One of the first misconceptions about this incredible city is that it is dangerous. Although Hanoi does have a relatively high rate of traffic accidents, most of these typically result in nothing beyond cuts and bruises. The truth is that Hanoi is warped in gridlock at the best of times, meaning it is difficult to reach speeds beyond 20mph. The good news, according to the Hanoitimes, is that the city council are implementing measures to reduce traffic accidents by up to 10% in 2019.

Food in Hanoi

One thing that many expats worry about is access to food they are familiar with. New dishes can be quite daunting for some, and Hanoian locals have many customs which may seem outlandish when compared with the western world. Pets like cats and dogs are regarded as a delicacy here but are even enjoyed by expats as well as locals. On the other hand, the capital city has been in a race to modernise since the nineties and cuisines from across the globe can now be enjoyed here. Hoan Kiem is the most popular district with tourists and is rife with fine eateries, bars, and nightclubs. Most of the prefer Tay Ho district, a wonderfully modern part of town awash with stunning views of the lake.

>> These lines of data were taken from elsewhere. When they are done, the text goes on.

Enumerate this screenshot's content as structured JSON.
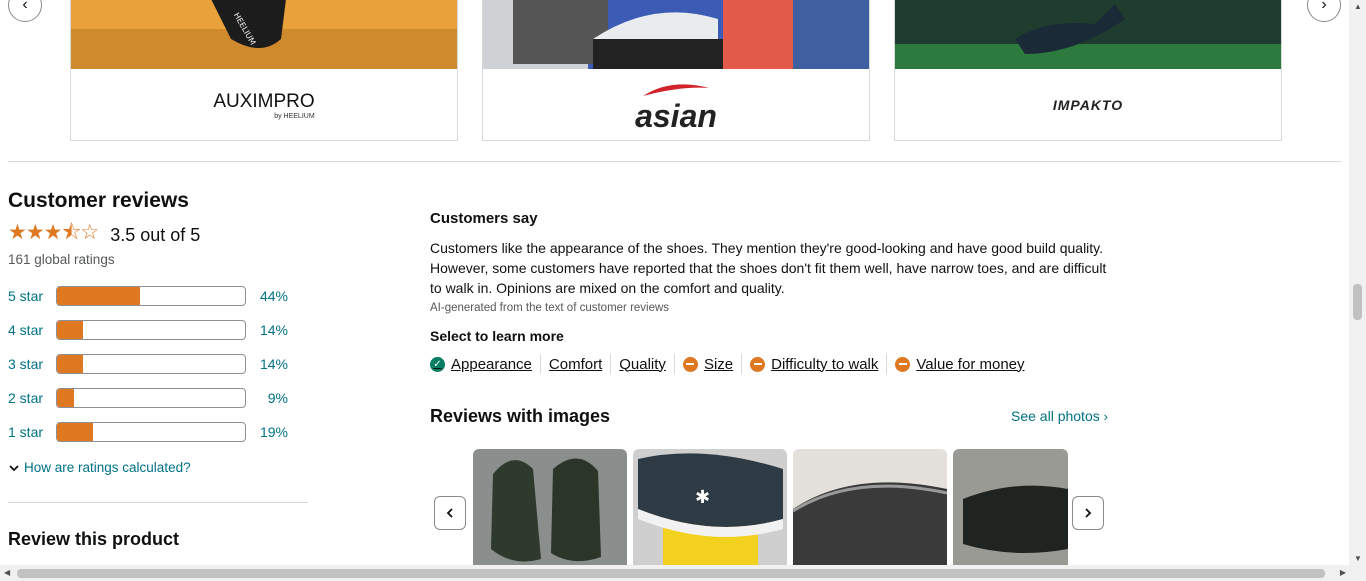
{
  "brands": {
    "prev_glyph": "‹",
    "next_glyph": "›",
    "cards": [
      {
        "logo": "AUXIMPRO",
        "sub": "by HEELIUM",
        "shoe_text": "HEELIUM"
      },
      {
        "logo": "asian"
      },
      {
        "logo": "IMPAKTO"
      }
    ]
  },
  "reviews": {
    "title": "Customer reviews",
    "stars_glyph": "★★★⯪☆",
    "rating_text": "3.5 out of 5",
    "global_ratings": "161 global ratings",
    "histogram": [
      {
        "label": "5 star",
        "pct_text": "44%",
        "pct": 44
      },
      {
        "label": "4 star",
        "pct_text": "14%",
        "pct": 14
      },
      {
        "label": "3 star",
        "pct_text": "14%",
        "pct": 14
      },
      {
        "label": "2 star",
        "pct_text": "9%",
        "pct": 9
      },
      {
        "label": "1 star",
        "pct_text": "19%",
        "pct": 19
      }
    ],
    "how_calc": "How are ratings calculated?",
    "review_product": "Review this product"
  },
  "customers_say": {
    "title": "Customers say",
    "body": "Customers like the appearance of the shoes. They mention they're good-looking and have good build quality. However, some customers have reported that the shoes don't fit them well, have narrow toes, and are difficult to walk in. Opinions are mixed on the comfort and quality.",
    "ai_note": "AI-generated from the text of customer reviews",
    "select_title": "Select to learn more",
    "aspects": [
      {
        "label": "Appearance",
        "sentiment": "positive"
      },
      {
        "label": "Comfort",
        "sentiment": "none"
      },
      {
        "label": "Quality",
        "sentiment": "none"
      },
      {
        "label": "Size",
        "sentiment": "mixed"
      },
      {
        "label": "Difficulty to walk",
        "sentiment": "mixed"
      },
      {
        "label": "Value for money",
        "sentiment": "mixed"
      }
    ]
  },
  "images": {
    "title": "Reviews with images",
    "see_all": "See all photos"
  },
  "colors": {
    "accent": "#de7921",
    "link": "#007185",
    "positive": "#067d62"
  }
}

The cost of living in Hanoi

One of Asia’s largest Supermarket brands, Big C, is present in Vietnam, with several outlets operating in Hanoi. This is the ideal place to buy groceries at affordable prices. For casual grocery shopping, Vinmart is the number one choice, and with one located on every street, finding one won’t be hard. As a general rule of thumb, living costs here are roughly a third of that of the UK, for example. A studio apartment can be as low as 6 million VND (US$ 256) per month, and street food can normally be enjoyed for 30,000 VND (US$ 1.2).